La mole di questi strumenti informativi concorre a definire la grandezza artistica dell’attore che la Zaccaria ricostruisce con passione intellettuale, affidandosi ad una scrittura ordinata e coinvolgente che assume i tratti di un saggio delicatamente romanzato.

Attore carismatico, comico, antiretorico, eclettico visionario e ironico, Scaccia ottiene la prima importante scrittura con la compagnia stabile di Venezia guidata da Anton Giulio Bragaglia (1948-49), che lo impegna in testi di San Secondo, O’Neill, Wilder. È soprattutto con la Compagnia dei Quattro – fondata assieme a Glauco Mauri, Franco Enriquez e Valeria Moriconi – che si rivela il talento dell’attore romano, segnatamente ne Il rinoceronte di Ionesco, La mandragola di Machiavelli, il Mercante di Venezia di Shakespeare considerato dalla Zaccaria «uno dei vertici interpretativi». La studiosa si sofferma sulle polemiche di Scaccia con i teatri stabili degli anni Sessanta, dove, a suo dire, «l’elemento meno considerato è appunto l’attore», tanto che nel 1966 fonda una compagnia propria cui collabora anche Gianna Giachetti.
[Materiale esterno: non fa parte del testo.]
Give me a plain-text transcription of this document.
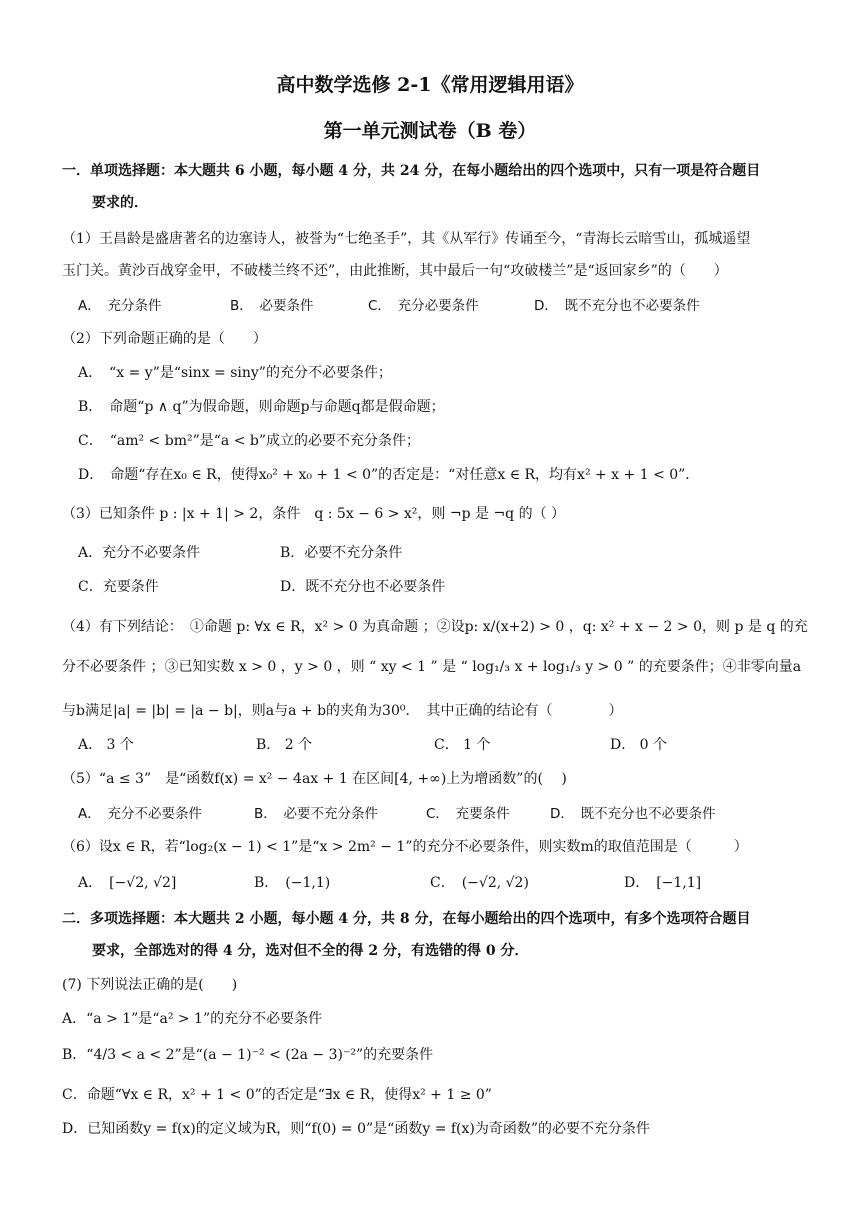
高中数学选修 2-1《常用逻辑用语》
第一单元测试卷（B 卷）
一．单项选择题：本大题共 6 小题，每小题 4 分，共 24 分，在每小题给出的四个选项中，只有一项是符合题目
要求的．
（1）王昌龄是盛唐著名的边塞诗人，被誉为“七绝圣手”，其《从军行》传诵至今，“青海长云暗雪山，孤城遥望
玉门关。黄沙百战穿金甲，不破楼兰终不还”，由此推断，其中最后一句“攻破楼兰”是“返回家乡”的（　　）
A．　充分条件	B．　必要条件	C．　充分必要条件	D．　既不充分也不必要条件
（2）下列命题正确的是（　　）
A．　“x = y”是“sinx = siny”的充分不必要条件；
B．　命题“p ∧ q”为假命题，则命题p与命题q都是假命题；
C．　“am² < bm²”是“a < b”成立的必要不充分条件；
D．　命题“存在x₀ ∈ R，使得x₀² + x₀ + 1 < 0”的否定是：“对任意x ∈ R，均有x² + x + 1 < 0”．
（3）已知条件 p : |x + 1| > 2，条件　q : 5x − 6 > x²，则 ¬p 是 ¬q 的（ ）
A．充分不必要条件	B．必要不充分条件
C．充要条件	D．既不充分也不必要条件
（4）有下列结论：　①命题 p: ∀x ∈ R，x² > 0 为真命题 ；②设p: x/(x+2) > 0 ，q: x² + x − 2 > 0，则 p 是 q 的充
分不必要条件 ；③已知实数 x > 0 ，y > 0 ，则 “ xy < 1 ” 是 “ log₁/₃ x + log₁/₃ y > 0 ” 的充要条件；④非零向量a
与b满足|a| = |b| = |a − b|，则a与a + b的夹角为30⁰．　其中正确的结论有（　　　　）
A． 3 个	B． 2 个	C． 1 个	D． 0 个
（5）“a ≤ 3”　是“函数f(x) = x² − 4ax + 1 在区间[4, +∞)上为增函数”的(　 )
A．　充分不必要条件	B．　必要不充分条件	C．　充要条件	D．　既不充分也不必要条件
（6）设x ∈ R，若“log₂(x − 1) < 1”是“x > 2m² − 1”的充分不必要条件，则实数m的取值范围是（　　　）
A．　[−√2, √2]	B．　(−1,1)	C．　(−√2, √2)	D．　[−1,1]
二．多项选择题：本大题共 2 小题，每小题 4 分，共 8 分，在每小题给出的四个选项中，有多个选项符合题目
要求，全部选对的得 4 分，选对但不全的得 2 分，有选错的得 0 分．
(7) 下列说法正确的是(　　)
A．“a > 1”是“a² > 1”的充分不必要条件
B．“4/3 < a < 2”是“(a − 1)⁻² < (2a − 3)⁻²”的充要条件
C．命题“∀x ∈ R，x² + 1 < 0”的否定是“∃x ∈ R，使得x² + 1 ≥ 0”
D．已知函数y = f(x)的定义域为R，则“f(0) = 0”是“函数y = f(x)为奇函数”的必要不充分条件
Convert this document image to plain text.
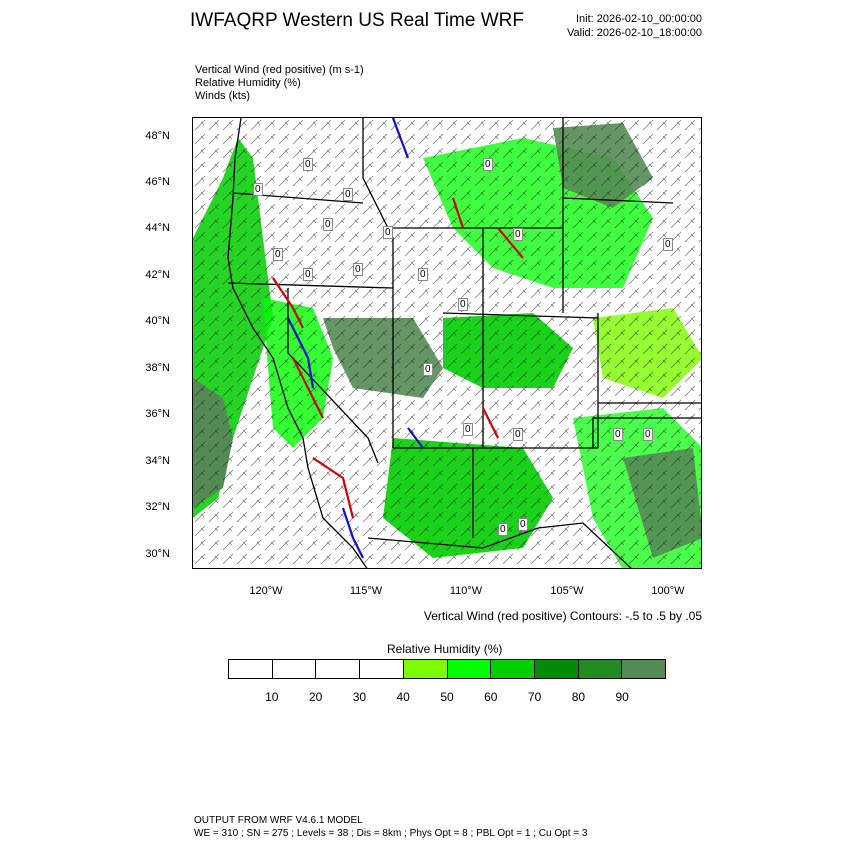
IWFAQRP Western US Real Time WRF	Init: 2026-02-10_00:00:00
Valid: 2026-02-10_18:00:00
Vertical Wind (red positive) (m s-1)
Relative Humidity (%)
Winds (kts)
0
0
0
0
0
0
0	0	0
0
0
0
0
0
0
0	0 0
0 0
48°N
46°N
44°N
42°N
40°N
38°N
36°N
34°N
32°N
30°N
120°W	115°W	110°W	105°W	100°W
Vertical Wind (red positive) Contours: -.5 to .5 by .05
Relative Humidity (%)
10	20	30	40	50	60	70	80	90
OUTPUT FROM WRF V4.6.1 MODEL
WE = 310 ; SN = 275 ; Levels = 38 ; Dis = 8km ; Phys Opt = 8 ; PBL Opt = 1 ; Cu Opt = 3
«L’attore autentico è mattatore per natura»: in questa dichiarazione di Scaccia si annida la sua essenza poetica così strettamente congiunta al Grande Attore italiano come gli amati Novelli e Zacconi. Da questo legame con la tradizione, in una fase di rinnovamento del teatro italiano, deriva un senso di solitudine, quasi di isolamento, che poi si riversa nei suoi personaggi teatrali, tra i quali spiccano Bummidge de L’ultima analisi e Chicchignola, i due spettacoli targati Teatro Stabile di Bolzano e  analizzati con cura dalla Zaccaria che bene evidenza lo spessore comico, contaminato di tragico umorismo, che caratterizza anche altre celebri performances, da Aspettando Godot di Beckett a L’avaro di Molière.

Per Scaccia il teatro racconta l’uomo e la vita e, perciò, diventa visione del mondo, pungente e sarcastica. E, a proposito del maestro Petrolini, scrive in un appunto del 1992: «Se non ci fosse stato Petrolini a insegnarci il coraggio di essere stupidi, noi – con un briciolo di sentimento – come potremmo riuscire a sopravvivere in quest’arido deserto di furbizia e d’ignoranza?».